Qu'importe pour Amadeu Altafaj : «L'UE saura se montrer pragmatique et trouvera une solution.» Ce brillant polyglotte qui a travaillé pendant longtemps pour la Commission européenne estime que les 28 États membres n'ont pas intérêt à exclure du marché commun un territoire qui pèse 30% des exportations espagnoles.
Politologue installée à Bruxelles et membre du Parti socialiste catalan, Laura Ballarin ne partage pas l'optimisme des autorités catalanes. «Je ne comprends pas comment les indépendantistes peuvent véhiculer de tels mensonges !», s'indigne celle qui travaille au Parlement européen. «Ils ressemblent aux eurosceptiques britanniques qui ont soutenu le Brexit : ils basent toute leur campagne sur des contrevérités».
En tout cas, les institutions européennes essayent de se tenir en marge du dossier, mais en réalité, Bruxelles se passerait bien d'une crise territoriale. «La Catalogne pose objectivement un problème à l'Europe, dans un agenda difficile», reconnait d'ailleurs Altafaj.
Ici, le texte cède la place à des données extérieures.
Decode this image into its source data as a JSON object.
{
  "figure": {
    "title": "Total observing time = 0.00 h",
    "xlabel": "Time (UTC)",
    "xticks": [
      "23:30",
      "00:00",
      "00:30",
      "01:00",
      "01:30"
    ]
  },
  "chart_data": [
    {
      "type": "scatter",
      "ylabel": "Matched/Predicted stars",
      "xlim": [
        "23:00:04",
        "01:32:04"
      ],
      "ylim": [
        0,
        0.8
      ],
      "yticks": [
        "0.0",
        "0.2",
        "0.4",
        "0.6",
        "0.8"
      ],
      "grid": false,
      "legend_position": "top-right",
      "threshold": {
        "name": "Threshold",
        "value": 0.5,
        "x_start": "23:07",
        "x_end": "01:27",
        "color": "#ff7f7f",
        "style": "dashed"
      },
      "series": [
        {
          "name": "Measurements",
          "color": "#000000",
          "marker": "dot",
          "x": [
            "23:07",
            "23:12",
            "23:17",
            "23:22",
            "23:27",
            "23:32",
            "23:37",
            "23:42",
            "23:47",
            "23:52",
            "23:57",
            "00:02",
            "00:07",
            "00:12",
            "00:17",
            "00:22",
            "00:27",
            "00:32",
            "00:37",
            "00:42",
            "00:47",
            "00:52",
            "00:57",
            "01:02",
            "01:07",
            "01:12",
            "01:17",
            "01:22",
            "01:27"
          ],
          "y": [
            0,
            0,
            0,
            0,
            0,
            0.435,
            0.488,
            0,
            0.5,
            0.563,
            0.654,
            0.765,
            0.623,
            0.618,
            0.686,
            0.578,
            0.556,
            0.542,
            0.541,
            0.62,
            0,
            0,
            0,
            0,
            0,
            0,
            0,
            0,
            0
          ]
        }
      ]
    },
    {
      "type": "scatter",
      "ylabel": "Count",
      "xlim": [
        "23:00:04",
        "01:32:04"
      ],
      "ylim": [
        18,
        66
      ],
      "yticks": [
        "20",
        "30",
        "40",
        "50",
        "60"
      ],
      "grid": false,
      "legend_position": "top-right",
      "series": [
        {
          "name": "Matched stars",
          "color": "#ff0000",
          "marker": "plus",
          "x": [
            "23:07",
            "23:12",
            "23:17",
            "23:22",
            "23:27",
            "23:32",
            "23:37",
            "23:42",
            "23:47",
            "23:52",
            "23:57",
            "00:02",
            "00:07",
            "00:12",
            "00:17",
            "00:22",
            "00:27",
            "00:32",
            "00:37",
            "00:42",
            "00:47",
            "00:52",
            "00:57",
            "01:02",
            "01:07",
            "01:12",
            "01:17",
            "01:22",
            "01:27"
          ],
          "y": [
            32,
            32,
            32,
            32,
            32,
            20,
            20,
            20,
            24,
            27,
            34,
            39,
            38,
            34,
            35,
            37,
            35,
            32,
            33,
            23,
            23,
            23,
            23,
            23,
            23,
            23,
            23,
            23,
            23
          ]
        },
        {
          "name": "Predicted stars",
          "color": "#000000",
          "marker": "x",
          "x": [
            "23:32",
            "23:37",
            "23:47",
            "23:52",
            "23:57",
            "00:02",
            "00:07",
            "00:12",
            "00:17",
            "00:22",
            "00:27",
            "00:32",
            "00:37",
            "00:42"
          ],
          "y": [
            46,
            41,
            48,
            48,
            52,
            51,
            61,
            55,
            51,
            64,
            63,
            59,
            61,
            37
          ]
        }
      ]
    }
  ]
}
Selon lui pourtant, Bruxelles ne peut pas se désintéresser de la Catalogne. «Je regrette que les institutions communautaires ne s'impliquent pas dans le dossier, alors qu'en privé, la plupart de mes interlocuteurs me font part de leur préoccupation quant à la dérive autoritaire du gouvernement espagnol de Mariano Rajoy qui n'oppose qu'une réponse juridique au défi démocratique lancé par la Catalogne». Il explique ce silence par le travail de sape de la diplomatie espagnole. «Les autorités européennes refusent de recevoir notre président Carles Puigdemont et nous avons moins de contacts de haut niveau car Madrid exerce une pression brutale auprès de Bruxelles.»
«Economiquement et démographiquement nous sommes proches de la Finlande ou de l'Autriche»
Laura Ballarin, elle, comprend cette mise à l'écart : «En agissant de façon unilatérale et en allant contre l'état de droit, le gouvernement catalan défie le gouvernement espagnol, un État membre influent de l'UE.»
Loin du triomphalisme qui gagne parfois certains indépendantistes, convaincus que l'Europe prendra fait et cause pour la Catalogne si Madrid empêche la tenue du référendum, Amadeu Altafaj garde la tête froide. «Il ne faut malheureusement pas attendre grand-chose de l'UE. Nous devons continuer à expliquer notre combat et rappeler les valeurs démocratiques qui nous animent». Une forme de lucidité qui n'entame en rien des convictions profondes : «Nous sommes économiquement et démographiquement proches de pays comme la Finlande ou l'Autriche : la Catalogne a toute sa place au sein de l'Union.»